- Genre: Drama Music
- Screenplay by: John Korty Richard W. Beban Judith Anne Nielsen
- Story by: John Korty
- Directed by: John Korty
- Starring: Michael Learned John Houseman
- Theme music composer: Ed Bogas
- Country of origin: United States
- Original language: English

Production
- Executive producer: Frank Konigsberg
- Producers: Whitney Green John Korty
- Production location: San Francisco
- Cinematography: Mike Fash
- Editors: Peter Parasheles Barbara Pokras
- Running time: 95 minutes
- Production companies: Korty Films Frank Koenigsberg Productions

Original release
- Network: CBS
- Release: December 9, 1980

= A Christmas Without Snow =

1980 film directed by John Korty

A Christmas Without Snow is a 1980 American made-for-television drama film directed by John Korty and starring Michael Learned and John Houseman. The film was broadcast on CBS on December 9, 1980.

==Plot==
A divorcee, Zoe Jensen (Michael Learned), moves to San Francisco from Omaha in an effort to rebuild her life. She has reluctantly left her young son back home with his grandmother until she is more financially secure. She joins a local church choir which has just gained a new, demanding choirmaster, retired music conductor Ephraim Adams (John Houseman). Adams challenges the choir to dramatically improve, creating discomfort for some of the members, particularly when he sets the high goal of performing Handel's Messiah for a Christmas concert. Meanwhile, the choir overcome setbacks as they all deal with personal issues.

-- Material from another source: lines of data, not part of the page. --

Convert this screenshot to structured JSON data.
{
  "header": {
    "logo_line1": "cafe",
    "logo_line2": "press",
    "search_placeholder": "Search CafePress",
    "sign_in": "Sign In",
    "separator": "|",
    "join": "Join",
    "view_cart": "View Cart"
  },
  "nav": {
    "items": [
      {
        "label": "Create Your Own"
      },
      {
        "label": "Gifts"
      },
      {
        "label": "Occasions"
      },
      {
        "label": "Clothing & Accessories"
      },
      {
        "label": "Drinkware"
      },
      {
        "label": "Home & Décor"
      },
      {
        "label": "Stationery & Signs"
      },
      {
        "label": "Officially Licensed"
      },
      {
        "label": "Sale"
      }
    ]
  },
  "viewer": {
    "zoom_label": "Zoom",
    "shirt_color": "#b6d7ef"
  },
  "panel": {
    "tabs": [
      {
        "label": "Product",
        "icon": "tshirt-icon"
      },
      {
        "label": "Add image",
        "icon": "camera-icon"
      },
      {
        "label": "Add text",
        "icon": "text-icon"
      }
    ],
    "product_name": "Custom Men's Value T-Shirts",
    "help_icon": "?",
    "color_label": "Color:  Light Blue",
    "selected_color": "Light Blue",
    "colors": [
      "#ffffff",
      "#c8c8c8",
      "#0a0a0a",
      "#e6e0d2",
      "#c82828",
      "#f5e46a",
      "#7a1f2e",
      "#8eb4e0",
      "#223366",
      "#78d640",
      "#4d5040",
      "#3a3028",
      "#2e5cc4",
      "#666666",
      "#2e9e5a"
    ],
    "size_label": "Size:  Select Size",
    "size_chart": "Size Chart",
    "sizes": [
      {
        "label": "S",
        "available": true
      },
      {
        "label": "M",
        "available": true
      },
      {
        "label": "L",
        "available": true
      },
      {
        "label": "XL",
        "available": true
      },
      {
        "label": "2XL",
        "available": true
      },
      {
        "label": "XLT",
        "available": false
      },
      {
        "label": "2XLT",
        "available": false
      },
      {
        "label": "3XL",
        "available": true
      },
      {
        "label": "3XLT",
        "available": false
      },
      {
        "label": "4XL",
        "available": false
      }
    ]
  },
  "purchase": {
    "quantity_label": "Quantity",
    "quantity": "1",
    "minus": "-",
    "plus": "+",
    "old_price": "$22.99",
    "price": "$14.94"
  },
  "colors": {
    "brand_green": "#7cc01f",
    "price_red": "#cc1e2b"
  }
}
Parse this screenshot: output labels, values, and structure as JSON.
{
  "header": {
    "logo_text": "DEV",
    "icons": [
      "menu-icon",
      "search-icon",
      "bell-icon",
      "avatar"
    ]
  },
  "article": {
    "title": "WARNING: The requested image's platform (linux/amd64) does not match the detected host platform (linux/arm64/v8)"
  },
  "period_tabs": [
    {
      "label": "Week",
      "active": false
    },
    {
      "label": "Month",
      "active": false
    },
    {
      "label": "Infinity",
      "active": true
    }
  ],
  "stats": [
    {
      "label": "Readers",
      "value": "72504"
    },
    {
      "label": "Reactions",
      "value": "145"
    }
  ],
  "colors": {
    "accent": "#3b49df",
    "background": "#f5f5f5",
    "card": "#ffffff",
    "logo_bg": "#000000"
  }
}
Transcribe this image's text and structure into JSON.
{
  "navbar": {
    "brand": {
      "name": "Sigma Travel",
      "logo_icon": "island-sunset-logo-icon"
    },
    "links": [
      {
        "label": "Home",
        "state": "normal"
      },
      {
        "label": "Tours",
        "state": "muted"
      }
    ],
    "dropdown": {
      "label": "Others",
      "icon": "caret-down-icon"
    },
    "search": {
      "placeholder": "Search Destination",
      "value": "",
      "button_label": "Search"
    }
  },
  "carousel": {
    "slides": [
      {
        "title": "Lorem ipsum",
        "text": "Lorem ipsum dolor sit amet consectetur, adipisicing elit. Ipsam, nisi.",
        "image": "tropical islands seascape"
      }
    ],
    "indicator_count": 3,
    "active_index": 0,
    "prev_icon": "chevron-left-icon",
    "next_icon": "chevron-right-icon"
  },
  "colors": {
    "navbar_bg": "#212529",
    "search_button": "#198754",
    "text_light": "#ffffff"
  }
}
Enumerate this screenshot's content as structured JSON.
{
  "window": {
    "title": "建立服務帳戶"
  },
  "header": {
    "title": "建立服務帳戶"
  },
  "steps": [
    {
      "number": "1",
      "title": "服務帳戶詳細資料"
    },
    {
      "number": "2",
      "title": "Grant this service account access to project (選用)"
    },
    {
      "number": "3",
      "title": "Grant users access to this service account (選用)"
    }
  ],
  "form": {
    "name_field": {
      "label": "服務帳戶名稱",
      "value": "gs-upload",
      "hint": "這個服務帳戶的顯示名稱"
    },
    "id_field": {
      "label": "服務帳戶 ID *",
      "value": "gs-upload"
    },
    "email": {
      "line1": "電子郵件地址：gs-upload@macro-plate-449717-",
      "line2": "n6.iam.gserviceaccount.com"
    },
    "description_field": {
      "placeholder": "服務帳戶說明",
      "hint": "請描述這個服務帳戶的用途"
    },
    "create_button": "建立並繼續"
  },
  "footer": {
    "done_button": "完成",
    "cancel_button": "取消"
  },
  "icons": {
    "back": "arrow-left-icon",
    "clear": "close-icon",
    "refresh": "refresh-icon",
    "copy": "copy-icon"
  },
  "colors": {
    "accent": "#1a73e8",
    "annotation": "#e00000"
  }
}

A teacher by profession, Zoe soon learns no positions are available and that she lacks training to perform more readily-available work. Living in an inexpensive apartment, she brushes up her typing skills in order to gain employment before her mother wearies of looking after her son, who is growing anxious from his separation from Zoe.

Zoe receives her grounding at church, where an assortment of inner-city residents range from a former opera singer to a student seeking to educate himself for a life in a profession. The opera singer falls by the wayside when ego gets in her way, while the student is falsely accused of vandalism to the church organ simply because of his race, yet is vindicated by those who know and believe in him. Together, they persevere in the church choir. Along the way, Zoe finds an office job and, with the help of a bargain hunter, prepares a pleasant home for her son and herself.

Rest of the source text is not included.